Júlio Romano Meneghini em apresentação na Universidade de Sharjah Foto: Rose Talamone

Acordo de cooperação com a Universidade de Sharjah

Pesquisadores da USP participantes de painel na Universidade de Sharjah - Foto: Rose Talamone

A USP, por meio da Superintendência de Gestão Ambiental (SGA) e da Câmara de Comércio Árabe-Brasileira, firmou acordo de cooperação para promover pesquisas e atividades acadêmicas e culturais com a Universidade de Sharjah, nos Emirados Árabes. 

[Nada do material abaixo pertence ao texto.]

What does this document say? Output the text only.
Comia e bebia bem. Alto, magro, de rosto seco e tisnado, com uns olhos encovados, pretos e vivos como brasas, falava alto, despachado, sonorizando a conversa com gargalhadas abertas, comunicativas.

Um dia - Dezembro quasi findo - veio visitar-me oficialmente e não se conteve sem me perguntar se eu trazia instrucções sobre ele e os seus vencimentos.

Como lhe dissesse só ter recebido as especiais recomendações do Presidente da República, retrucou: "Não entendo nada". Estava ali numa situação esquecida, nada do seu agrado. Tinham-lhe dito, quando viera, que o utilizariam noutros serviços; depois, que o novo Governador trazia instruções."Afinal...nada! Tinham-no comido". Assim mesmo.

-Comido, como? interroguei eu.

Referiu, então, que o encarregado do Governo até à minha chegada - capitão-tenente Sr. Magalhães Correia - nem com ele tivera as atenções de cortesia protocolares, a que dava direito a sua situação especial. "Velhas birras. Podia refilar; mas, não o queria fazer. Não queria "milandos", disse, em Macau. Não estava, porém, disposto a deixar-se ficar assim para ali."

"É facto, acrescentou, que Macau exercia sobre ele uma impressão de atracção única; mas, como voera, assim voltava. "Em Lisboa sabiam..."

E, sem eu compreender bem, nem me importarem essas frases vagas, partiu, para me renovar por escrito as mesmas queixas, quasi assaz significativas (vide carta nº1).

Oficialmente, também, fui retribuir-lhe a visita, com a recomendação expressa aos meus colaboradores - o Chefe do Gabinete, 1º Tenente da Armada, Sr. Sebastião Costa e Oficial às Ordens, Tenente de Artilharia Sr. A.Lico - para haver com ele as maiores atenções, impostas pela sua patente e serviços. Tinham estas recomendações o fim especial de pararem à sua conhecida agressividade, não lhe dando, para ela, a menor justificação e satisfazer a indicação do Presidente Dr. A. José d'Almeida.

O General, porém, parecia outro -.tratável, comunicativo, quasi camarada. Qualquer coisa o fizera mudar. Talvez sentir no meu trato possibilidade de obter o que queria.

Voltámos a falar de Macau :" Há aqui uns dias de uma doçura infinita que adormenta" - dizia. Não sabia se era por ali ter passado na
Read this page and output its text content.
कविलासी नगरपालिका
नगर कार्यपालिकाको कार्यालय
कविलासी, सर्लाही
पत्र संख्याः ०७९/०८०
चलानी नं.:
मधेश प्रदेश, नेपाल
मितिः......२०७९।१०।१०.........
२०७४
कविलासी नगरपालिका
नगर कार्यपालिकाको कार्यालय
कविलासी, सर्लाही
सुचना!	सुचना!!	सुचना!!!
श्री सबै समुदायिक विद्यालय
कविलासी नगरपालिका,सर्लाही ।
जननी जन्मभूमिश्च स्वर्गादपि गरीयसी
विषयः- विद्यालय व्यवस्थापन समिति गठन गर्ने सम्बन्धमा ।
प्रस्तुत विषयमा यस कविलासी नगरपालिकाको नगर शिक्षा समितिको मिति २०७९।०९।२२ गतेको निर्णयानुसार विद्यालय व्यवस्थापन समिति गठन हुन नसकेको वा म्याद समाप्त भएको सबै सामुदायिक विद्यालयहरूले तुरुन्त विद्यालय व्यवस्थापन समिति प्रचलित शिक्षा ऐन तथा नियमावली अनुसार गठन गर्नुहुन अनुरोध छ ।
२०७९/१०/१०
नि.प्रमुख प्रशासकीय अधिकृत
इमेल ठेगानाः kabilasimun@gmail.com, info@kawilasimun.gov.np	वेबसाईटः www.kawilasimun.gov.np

Representando o reitor da USP, professor Carlos Gilberto Carlotti Junior, esteve presente a professora Patrícia Iglecias, pela Câmara de Comércio Árabe-Brasileira Osmar Chohfi e pela Universidade de Sharjah os professores Hamid Al-Naimiy, chanceler, Chaouki Ghenai, do Departamento de Financiamento de Pesquisa e do Comitê da UOS na COP 28, e Abdul Ghani Olabi, diretor do Centro de Pesquisa de Sistemas de Energia e Energia Sustentável. As duas universidades pretendem desenvolver em conjunto projetos de investigação na área de sustentabilidade, conferências e eventos científicos e culturais e ainda facilitar o intercâmbio de informações e de publicações acadêmicas, por meio de cursos e disciplinas compartilhadas.